Belo-horizontino de no máximo meia-tigela, eu não sabia da existência da Praia da Estação, rebuliço dionisíaco que há 8 anos, com ou sem pretexto, volta e meia crepita na Praça Rui Barbosa, ali no coração, ou, mais exatamente, no antigo baixo-ventre da capital mineira, tão bem descrito em Beira-mar, o quarto volume das memórias de Pedro Nava. Embora morador a centenas de quilômetros dali, eu tinha a obrigação de saber do fenômeno, pois até o grande Anthony Bourdain, falecido há poucos dias, registrou em som e imagens a “Beach Station” de Belo Horizonte, numa reportagem sobre a culinária mineira.

Vale descrever o cenário em que se instalou a novidade. Há muito já não ferve nas imediações o cabaré da legendária Olimpia Vazquez, espanhola de cabelo nas ventas que tinha sempre à mão um longo pé de meia recheado de bolas de bilhar, posto a girar, qual boleadeira, quando fosse necessário restabelecer o bom comportamento de uma clientela cravejada de estudantes, entre eles o citado Nava, mas também figuras gradas da recatada sociedade mineira dos anos 20, que ali abriam seus parênteses de libertinagem.  Foi-se a Olimpia, mas na praça segue ereto, bem em frente ao prédio da Estação, hoje Museu de Artes e Ofício, além de estação do metrô, o Monumento à Civilização Mineira, no topo do qual um mancebo desnudo desfralda uma bandeira. Encomendado em 1930 ao escultor italiano Giulio Starace, o bronze já ia ser fundido em São Paulo quando o emissário do governador Antônio Carlos foi ver se estava nos conformes – e constatou que não, pois o mancebo tinha seus balangandãs ao vento. Veio do palácio a ordem para corrigir a indecência, e o escultor, contrariado, providenciou uma brisa, de modo a que uma esvoaçante ponta da bandeira ocultasse a prenda. 
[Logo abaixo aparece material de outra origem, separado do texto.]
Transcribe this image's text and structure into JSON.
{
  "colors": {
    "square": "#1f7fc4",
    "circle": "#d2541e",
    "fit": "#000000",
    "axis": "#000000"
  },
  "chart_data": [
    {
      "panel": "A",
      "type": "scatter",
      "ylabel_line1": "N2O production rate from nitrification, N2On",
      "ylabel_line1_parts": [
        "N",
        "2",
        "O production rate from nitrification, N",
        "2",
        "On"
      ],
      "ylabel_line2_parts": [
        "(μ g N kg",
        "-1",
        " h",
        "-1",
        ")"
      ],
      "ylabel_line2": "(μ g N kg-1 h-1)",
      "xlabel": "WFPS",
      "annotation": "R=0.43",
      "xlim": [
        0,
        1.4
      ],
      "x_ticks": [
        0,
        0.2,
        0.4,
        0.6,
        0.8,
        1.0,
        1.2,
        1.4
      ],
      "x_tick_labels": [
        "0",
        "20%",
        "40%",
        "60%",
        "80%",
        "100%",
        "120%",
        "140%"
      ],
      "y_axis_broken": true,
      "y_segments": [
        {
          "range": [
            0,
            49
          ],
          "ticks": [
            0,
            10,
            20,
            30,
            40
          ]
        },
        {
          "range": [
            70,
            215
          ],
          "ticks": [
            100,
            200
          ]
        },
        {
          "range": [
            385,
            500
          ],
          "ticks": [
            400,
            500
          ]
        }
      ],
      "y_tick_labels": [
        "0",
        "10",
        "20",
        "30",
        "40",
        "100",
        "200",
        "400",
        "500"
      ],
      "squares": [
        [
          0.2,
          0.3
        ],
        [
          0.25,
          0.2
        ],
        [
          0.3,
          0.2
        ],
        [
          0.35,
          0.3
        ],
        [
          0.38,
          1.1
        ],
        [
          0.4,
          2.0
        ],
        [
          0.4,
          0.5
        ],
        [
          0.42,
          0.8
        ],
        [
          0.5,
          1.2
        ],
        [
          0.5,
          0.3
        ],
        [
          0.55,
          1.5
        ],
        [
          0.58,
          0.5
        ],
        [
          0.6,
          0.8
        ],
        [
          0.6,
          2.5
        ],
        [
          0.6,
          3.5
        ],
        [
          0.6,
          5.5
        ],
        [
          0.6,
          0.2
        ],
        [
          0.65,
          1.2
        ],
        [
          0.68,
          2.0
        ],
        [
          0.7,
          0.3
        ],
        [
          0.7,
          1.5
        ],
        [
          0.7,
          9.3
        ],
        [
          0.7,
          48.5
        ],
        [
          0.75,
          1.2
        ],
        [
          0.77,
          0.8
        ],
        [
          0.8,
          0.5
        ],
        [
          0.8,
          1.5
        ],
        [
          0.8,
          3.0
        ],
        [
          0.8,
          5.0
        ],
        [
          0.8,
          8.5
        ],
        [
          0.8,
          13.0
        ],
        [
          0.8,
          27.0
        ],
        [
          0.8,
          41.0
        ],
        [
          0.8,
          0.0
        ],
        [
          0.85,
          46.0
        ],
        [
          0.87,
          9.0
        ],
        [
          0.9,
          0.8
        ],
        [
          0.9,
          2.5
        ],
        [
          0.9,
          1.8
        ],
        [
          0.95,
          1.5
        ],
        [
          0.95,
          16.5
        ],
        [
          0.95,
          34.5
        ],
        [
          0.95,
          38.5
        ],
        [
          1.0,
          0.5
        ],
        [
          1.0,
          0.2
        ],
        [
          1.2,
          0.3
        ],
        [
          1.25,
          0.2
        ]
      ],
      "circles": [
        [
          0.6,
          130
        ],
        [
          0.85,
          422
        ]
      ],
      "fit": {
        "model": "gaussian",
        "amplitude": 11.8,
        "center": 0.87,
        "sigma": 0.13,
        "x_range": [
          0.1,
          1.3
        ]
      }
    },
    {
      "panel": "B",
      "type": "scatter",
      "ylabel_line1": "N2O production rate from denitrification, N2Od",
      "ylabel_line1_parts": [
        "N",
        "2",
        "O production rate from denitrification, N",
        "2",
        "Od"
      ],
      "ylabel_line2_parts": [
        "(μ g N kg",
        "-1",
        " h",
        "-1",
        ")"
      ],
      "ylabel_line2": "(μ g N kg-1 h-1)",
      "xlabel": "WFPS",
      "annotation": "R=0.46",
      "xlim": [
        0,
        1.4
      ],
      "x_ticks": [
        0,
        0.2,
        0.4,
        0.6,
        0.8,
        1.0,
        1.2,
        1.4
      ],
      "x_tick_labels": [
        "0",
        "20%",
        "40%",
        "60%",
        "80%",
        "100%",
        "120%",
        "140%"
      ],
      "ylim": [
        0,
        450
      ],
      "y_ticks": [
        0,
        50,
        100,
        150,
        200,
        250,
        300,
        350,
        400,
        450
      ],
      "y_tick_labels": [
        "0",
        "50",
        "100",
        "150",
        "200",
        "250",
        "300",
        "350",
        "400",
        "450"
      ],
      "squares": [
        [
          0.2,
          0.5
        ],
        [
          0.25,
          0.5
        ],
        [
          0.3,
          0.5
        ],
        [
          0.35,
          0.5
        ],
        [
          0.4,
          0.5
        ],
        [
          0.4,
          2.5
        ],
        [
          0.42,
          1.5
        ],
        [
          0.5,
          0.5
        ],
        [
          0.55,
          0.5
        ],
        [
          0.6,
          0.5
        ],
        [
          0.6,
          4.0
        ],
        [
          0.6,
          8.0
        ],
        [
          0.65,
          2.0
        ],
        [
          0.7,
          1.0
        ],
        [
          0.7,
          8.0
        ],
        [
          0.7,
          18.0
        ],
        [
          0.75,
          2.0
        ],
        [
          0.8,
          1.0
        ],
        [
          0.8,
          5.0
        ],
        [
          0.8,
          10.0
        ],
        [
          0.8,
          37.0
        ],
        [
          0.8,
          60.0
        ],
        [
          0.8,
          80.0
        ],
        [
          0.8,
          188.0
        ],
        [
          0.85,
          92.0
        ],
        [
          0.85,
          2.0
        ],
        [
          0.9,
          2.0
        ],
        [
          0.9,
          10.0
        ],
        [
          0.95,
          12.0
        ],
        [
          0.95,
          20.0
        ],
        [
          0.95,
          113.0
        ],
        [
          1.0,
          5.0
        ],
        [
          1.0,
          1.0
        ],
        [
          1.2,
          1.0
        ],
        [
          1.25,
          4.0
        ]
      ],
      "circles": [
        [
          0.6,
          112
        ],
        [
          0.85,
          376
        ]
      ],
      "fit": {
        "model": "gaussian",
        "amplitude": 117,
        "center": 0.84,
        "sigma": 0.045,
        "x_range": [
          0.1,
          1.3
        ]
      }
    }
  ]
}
É à sombra desse brônzeo peladão que a praça volta e meia se transforma em “praia”, desde o dia de 2010 em que o prefeito Márcio Lacerda proibiu manifestações em frente à Estação. Foi o que bastou para que o espaço fosse imediatamente ocupado por biquínis, sungas, esteiras, cerveja e o mais haja em matéria de emolumentos praianos, encarregando-se uma fonte pública de fornecer o elemento líquido sem o qual nenhuma praia é praia, tudo isso embalado pelos avantajados decibéis de equipamentos de som. Não adiantou o prefeito secar a fonte, pois os foliões passaram a recorrer a caminhões-pipa. A farra segue, hoje sem contestações. A Praia da Estação não foi tudo o que me escapou na prosa da semana passada. Faltou mencionar, e neste caso por esquecimento, uma secular batalha de Minas Gerais por um quinhão de litoral, iniciada em 1910, ano em que seu governo comprou dos baianos, por 300 contos de réis, um filete de terra, da divisa entre os dois Estados a Ponta de Areia, distrito de Caravelas: 142 quilômetros por 6, em meio aos quais corria o trecho terminal da Estrada de Ferro Bahia a Minas.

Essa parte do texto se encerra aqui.